Mr. Holder declared that "waterboarding is torture"; if confirmed, he would become the first attorney general in eight years to acknowledge what has been obvious since at least the Spanish Inquisition. He promised to review Justice Department memos that provide the legal framework for detainee interrogations to ensure that they prohibit torture, and he supported using the Army Field Manual as the guide for all government interrogators. He rightly condemned military commissions because they fail to provide robust due process rights for those who are subject to government detention. Yet he also cited as his top priority the protection of the country from another attack and asserted that the country is "at war" and that the battlefield extends beyond the literal ones in Afghanistan and Iraq.

Mr. Holder ably handled questions about his role in two controversial clemency matters during the Clinton administration. He engaged in an extensive and appropriate mea culpa over his role in the pardon of billionaire financier and fugitive Marc Rich, whose ex-wife had donated hundreds of thousands of dollars to President Bill Clinton. Mr. Holder acknowledged his failure to fully vet the details of Mr. Rich's case and recognized that he should not have given the White House provisional approval for the move without having had more information.

Mr. Holder defended his support for Mr.

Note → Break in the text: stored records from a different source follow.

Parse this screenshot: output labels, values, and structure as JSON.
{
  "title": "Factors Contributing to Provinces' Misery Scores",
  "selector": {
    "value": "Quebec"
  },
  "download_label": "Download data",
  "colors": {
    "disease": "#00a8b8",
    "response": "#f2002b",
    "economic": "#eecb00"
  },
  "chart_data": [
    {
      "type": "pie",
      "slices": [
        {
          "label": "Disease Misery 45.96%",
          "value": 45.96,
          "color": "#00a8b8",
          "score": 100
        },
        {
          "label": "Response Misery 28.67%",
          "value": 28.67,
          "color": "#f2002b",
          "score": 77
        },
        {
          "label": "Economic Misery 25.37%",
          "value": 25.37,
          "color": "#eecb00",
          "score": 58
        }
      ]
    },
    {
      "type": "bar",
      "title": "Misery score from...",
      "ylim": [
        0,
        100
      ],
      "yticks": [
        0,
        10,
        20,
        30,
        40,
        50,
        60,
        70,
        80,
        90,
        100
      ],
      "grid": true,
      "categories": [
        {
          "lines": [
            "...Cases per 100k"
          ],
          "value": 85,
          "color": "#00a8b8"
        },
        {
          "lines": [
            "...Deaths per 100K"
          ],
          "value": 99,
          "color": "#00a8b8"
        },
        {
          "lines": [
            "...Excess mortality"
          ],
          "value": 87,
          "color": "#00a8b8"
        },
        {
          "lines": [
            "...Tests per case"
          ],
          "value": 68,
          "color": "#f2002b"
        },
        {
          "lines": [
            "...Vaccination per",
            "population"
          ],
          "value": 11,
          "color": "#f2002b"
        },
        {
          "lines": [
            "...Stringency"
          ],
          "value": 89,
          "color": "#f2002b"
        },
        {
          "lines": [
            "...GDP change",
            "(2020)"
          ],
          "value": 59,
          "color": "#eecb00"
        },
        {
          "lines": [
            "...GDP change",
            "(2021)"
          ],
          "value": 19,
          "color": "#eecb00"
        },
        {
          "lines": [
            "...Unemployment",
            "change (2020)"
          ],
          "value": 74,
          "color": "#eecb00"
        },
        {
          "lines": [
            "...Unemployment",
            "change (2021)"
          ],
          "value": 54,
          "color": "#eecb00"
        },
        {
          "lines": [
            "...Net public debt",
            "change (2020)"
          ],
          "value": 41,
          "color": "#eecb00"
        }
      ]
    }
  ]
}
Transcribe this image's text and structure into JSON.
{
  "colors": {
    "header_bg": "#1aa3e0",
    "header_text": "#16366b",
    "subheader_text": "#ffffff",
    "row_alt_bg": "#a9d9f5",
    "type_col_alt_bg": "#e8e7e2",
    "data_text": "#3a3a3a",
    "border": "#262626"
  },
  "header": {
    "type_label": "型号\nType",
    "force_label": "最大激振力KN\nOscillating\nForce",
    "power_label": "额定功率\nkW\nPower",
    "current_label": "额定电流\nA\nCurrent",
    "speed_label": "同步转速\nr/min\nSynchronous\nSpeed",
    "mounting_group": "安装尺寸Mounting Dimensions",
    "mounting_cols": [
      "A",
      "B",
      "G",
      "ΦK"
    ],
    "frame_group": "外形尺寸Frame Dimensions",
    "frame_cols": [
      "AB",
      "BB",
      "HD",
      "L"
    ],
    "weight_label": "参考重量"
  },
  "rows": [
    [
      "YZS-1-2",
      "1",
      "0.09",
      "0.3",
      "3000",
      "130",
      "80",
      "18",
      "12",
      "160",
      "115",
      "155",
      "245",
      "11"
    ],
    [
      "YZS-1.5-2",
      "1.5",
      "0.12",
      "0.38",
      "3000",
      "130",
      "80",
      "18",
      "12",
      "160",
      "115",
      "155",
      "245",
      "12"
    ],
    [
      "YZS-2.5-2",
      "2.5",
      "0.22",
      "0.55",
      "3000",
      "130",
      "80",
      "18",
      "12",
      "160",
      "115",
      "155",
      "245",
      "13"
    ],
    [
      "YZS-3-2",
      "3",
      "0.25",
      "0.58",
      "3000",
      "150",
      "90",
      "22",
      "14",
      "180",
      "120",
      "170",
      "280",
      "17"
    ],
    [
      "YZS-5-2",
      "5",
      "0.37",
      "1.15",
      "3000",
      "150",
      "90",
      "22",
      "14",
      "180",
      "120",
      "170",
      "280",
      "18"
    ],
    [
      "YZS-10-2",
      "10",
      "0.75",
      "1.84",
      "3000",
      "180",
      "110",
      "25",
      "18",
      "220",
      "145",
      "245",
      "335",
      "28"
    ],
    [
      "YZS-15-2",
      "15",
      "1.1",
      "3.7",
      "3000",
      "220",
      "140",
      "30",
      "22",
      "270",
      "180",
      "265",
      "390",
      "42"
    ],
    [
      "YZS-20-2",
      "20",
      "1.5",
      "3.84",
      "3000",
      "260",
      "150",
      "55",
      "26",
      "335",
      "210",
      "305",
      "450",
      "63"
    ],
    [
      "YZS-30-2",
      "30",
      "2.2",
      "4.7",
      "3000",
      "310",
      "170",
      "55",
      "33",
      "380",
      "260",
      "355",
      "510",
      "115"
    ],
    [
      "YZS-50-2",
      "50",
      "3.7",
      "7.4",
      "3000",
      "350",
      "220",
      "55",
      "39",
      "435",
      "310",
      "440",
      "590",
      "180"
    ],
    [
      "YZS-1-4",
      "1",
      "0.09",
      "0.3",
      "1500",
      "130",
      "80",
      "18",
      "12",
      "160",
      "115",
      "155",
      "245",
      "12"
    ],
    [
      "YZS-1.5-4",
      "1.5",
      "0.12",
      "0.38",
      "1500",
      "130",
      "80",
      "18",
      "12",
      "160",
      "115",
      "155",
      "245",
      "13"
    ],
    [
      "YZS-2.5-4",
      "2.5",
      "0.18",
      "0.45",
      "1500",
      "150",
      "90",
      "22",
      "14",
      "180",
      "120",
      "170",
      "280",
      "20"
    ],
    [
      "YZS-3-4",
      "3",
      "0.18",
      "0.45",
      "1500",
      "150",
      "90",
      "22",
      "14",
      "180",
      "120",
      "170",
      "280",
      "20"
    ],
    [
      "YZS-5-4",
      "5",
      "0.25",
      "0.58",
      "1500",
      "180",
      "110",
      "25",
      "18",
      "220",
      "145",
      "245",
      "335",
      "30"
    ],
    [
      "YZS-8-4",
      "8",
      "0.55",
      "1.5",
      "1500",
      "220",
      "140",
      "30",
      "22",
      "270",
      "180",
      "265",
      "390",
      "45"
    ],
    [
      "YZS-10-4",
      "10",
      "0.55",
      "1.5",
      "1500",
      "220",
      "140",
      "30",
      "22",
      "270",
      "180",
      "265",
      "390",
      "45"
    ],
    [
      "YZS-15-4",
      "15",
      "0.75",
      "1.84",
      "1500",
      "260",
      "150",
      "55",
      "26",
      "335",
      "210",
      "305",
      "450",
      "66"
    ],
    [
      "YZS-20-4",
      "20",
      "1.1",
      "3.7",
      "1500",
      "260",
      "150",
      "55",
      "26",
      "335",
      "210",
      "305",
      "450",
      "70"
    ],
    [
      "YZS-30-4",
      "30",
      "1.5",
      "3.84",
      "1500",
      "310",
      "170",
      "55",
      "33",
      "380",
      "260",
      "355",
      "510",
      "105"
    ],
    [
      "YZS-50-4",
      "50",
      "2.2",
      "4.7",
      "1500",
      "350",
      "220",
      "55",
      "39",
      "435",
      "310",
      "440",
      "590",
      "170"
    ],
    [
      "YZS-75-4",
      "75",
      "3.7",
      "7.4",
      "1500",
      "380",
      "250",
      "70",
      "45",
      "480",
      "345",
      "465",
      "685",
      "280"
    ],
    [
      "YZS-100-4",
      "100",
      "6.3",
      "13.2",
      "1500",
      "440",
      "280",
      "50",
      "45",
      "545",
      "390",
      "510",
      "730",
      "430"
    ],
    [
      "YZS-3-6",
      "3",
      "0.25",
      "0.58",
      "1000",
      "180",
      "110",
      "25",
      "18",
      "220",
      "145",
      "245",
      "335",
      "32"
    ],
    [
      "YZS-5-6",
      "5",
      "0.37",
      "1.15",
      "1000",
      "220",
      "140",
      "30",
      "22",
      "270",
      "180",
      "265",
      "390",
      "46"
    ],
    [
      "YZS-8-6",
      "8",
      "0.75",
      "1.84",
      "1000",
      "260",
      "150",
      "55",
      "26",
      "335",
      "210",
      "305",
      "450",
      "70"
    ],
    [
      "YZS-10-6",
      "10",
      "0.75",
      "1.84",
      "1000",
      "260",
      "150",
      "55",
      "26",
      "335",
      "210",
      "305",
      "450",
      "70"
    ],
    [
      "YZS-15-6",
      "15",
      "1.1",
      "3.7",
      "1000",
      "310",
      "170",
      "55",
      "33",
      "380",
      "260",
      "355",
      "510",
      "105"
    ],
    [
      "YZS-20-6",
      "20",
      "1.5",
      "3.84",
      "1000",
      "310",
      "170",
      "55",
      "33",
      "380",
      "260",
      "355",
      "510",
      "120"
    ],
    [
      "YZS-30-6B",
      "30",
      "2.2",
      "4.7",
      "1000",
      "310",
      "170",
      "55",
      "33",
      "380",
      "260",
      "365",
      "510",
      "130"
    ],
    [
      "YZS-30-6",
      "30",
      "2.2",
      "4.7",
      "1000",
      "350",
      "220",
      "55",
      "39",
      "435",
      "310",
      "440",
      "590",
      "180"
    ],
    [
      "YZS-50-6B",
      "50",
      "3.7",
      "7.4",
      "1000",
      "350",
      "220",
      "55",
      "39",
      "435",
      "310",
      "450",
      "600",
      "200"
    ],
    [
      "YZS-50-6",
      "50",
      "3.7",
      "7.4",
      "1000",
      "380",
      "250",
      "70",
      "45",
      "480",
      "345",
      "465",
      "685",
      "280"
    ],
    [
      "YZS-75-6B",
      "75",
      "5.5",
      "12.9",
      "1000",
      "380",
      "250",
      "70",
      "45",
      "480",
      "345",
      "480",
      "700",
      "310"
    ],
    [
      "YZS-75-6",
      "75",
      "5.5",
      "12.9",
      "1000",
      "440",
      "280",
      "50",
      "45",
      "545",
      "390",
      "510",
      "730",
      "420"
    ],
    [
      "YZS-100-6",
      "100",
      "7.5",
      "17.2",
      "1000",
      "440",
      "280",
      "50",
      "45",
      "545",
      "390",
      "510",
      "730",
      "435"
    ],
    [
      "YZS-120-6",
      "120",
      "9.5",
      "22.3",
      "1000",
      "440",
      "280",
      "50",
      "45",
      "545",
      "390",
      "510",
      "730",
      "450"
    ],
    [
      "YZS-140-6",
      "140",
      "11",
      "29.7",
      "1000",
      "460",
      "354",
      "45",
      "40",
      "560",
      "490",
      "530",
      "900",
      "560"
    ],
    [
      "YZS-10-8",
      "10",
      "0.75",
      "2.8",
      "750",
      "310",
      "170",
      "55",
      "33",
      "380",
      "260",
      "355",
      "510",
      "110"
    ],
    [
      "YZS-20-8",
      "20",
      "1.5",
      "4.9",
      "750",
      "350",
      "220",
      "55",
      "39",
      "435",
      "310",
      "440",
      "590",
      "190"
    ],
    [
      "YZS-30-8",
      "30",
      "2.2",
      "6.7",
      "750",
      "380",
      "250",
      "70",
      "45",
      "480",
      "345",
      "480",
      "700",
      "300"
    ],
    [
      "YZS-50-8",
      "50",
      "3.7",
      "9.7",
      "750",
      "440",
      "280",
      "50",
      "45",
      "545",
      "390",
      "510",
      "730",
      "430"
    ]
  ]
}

Clinton's commutation of the sentences of 16 members of a Puerto Rican terrorist group based on the facts that none of the 16 had been convicted of murder and that most had served almost 20 years in prison. There is still much to dislike in the commutations themselves. But no new evidence emerged to challenge Mr. Holder's assertion that the recommendation was based on his best judgment.

If confirmed, Mr. Holder may feel inclined to distance himself from pardon decisions or to recommend against clemency in valid, but controversial, cases. He should resist this temptation. The pardon power clearly rests with the president, but the Justice Department's judgment must inform these decisions, and withholding a merited pardon is no more justifiable than bestowing one on an undeserving person.